平野:近年、「STEAM教育」と呼ぶ教育方針が注目を集めています。STEAMとは、Science(科学)、Technology(技術)、Engineering(ものづくり)、Art(芸術)、Mathematics(数学)の5つの単語の頭文字を組み合わせた造語で、文系、理系に関わらずこれらの領域を重視した教育を行い、幅広い分野で新しい価値を提供できる人材に育てていきましょうといった内容です。ポイントは0から1を生み出す人が求められているということ。PIETはSTEAM教育に共感するところがあって、自分たちの身の回りにはさまざまな可能性があるんだよ、と提示していけるブランドになるといいなと思っているんです。例えば画用紙やヴィフアール水彩紙のパッケージには、絵の具を大胆に撒き散らしたような絵を用いているのですが、色だけでこういう表現ができるんだといった気付きを与えられるかもしれない。使い方は固定していませんし、どんな風に使うかを考えるのは人それぞれなんです。

 

遠藤:まさに平野さんが仰る通りで、PIETはユーザーさんに楽しんでいただけるブランドになったなと自負しています。バインダーのデザインはもちろん、ルーズリーフのリフィルも多様ですので、趣味やビジネスの場においてなど、さまざまなシーンでご愛用いただけると思うんですよ。

 

平野:一見とっつきにくそうな方でも、打ち合わせでPIETを出したら「おっ!」って感じるじゃないですか(笑)。周りから見たらそういったギャップも楽しいですし、ユーザーさんご自身も楽しいと思うんです。僕はアイデアのカケラを生み出すために描くことが多いんですね。PIETはルーズリーフなのでいろいろな種類の紙を挟めますから、そういったところからも新しい発想に繋がっていきやすいのではないかなと。

 

遠藤:そうなんですよ。やはりルーズリーフとバインダーのいいところは、自分仕様にカスタマイズできる点なんですよね。私は仕事柄、打ち合わせの内容やスケジュールを書き込んだり、思考を整理するために浮かんだ物事を箇条書きにしているのですが、手帳、業務用のノート、ランダムに何でも書くノートなどに分けていると、バラバラになって結局よく分からなくなってしまうんです。マルマンではルーズリーフダイアリーも展開しているので、スケジュール帳と用途別にしていたノートを1冊にまとめることもできる。これまでルーズリーフを日常的に使用していなかった方にも、PIETを享受していただけたら嬉しいですね。

 

平野:僕は美大出身なので、学生時代からマルマンさんのクロッキーブックやスケッチブックを愛用していました。マルマンさんのイメージは質実剛健。紙へのこだわりを真摯に追求されている印象があります。2020年で創業100周年を迎えるそんなマルマンさんが、PIETのようなチャレンジングなブランドを提案しているって、非常に大きな試みだと思うんですよ。アートやデザインはこれからますます必要とされる時代になるはず。ユーザーのみなさんのクリエイティビティを刺激するブランドとして、PIETには育っていってほしいですね。

 

《プロフィール》

 

平野篤史(ひらの・あつし)

アートディレクター/グラフィックデザイナー/アーティスト

 

1978年神奈川県生まれ。2003年多摩美術大学美術学部グラフィックデザイン学科卒業。株式会社ドラフトを経て2016年にデザインスタジオAFFORDANCEを設立。

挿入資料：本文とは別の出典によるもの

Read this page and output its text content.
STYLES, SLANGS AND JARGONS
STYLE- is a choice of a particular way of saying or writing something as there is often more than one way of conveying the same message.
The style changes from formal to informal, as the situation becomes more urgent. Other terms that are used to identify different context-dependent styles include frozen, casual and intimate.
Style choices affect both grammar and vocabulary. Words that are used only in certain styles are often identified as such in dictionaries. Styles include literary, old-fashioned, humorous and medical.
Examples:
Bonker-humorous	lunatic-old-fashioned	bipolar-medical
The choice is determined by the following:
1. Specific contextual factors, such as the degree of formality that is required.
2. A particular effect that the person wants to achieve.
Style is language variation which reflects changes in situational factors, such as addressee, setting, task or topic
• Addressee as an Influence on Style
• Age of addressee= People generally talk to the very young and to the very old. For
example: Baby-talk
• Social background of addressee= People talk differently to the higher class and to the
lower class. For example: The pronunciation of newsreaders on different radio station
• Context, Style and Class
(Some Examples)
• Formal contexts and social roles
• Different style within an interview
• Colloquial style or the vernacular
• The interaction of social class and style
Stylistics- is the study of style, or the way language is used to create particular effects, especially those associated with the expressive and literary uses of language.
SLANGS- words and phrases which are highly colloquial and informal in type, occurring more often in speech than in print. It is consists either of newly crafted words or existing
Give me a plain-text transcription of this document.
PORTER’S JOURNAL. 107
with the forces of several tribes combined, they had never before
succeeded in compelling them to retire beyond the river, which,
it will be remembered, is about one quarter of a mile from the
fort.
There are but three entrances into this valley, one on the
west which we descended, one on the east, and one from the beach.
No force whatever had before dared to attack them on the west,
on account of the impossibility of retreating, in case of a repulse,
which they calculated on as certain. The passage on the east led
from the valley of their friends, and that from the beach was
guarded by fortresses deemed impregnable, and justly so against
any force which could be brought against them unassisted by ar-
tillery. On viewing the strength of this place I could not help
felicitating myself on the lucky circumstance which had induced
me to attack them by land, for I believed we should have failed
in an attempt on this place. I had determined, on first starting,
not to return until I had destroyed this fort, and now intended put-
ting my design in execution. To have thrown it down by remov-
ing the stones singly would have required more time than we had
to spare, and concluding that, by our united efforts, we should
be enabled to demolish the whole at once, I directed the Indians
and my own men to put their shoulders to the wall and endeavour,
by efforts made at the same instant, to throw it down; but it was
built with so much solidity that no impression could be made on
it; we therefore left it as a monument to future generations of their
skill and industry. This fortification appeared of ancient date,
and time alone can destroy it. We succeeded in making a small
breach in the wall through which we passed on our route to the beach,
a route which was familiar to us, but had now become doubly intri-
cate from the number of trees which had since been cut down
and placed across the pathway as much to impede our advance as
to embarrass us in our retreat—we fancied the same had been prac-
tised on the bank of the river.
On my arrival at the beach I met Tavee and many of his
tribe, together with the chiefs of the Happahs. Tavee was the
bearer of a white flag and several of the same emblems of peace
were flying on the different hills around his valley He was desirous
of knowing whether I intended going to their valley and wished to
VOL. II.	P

主な仕事:ブランディング、CI、VI計画、サイン計画、プロダクトデザイン、パッケージデザイン、イラストレーションなど、グラフィックデザイン、アート制作活動を基軸に活動。

主な受賞歴:TDC賞、JAGDA新人賞、経済産業大臣賞、SDA賞など。多摩美術大学准教授

http://affordance.tokyo

 

 

遠藤恒夫(えんどう・つねお)

マルマン ペーパーマイスター

 

1971年東京都生まれ。1993年マルマン株式会社入社。営業を10年間担当した後、企画開発部へ異動し17年。ペーパーマイスターとしてマルマンオリジナルの画用紙や筆記用紙類の品質管理を担当する。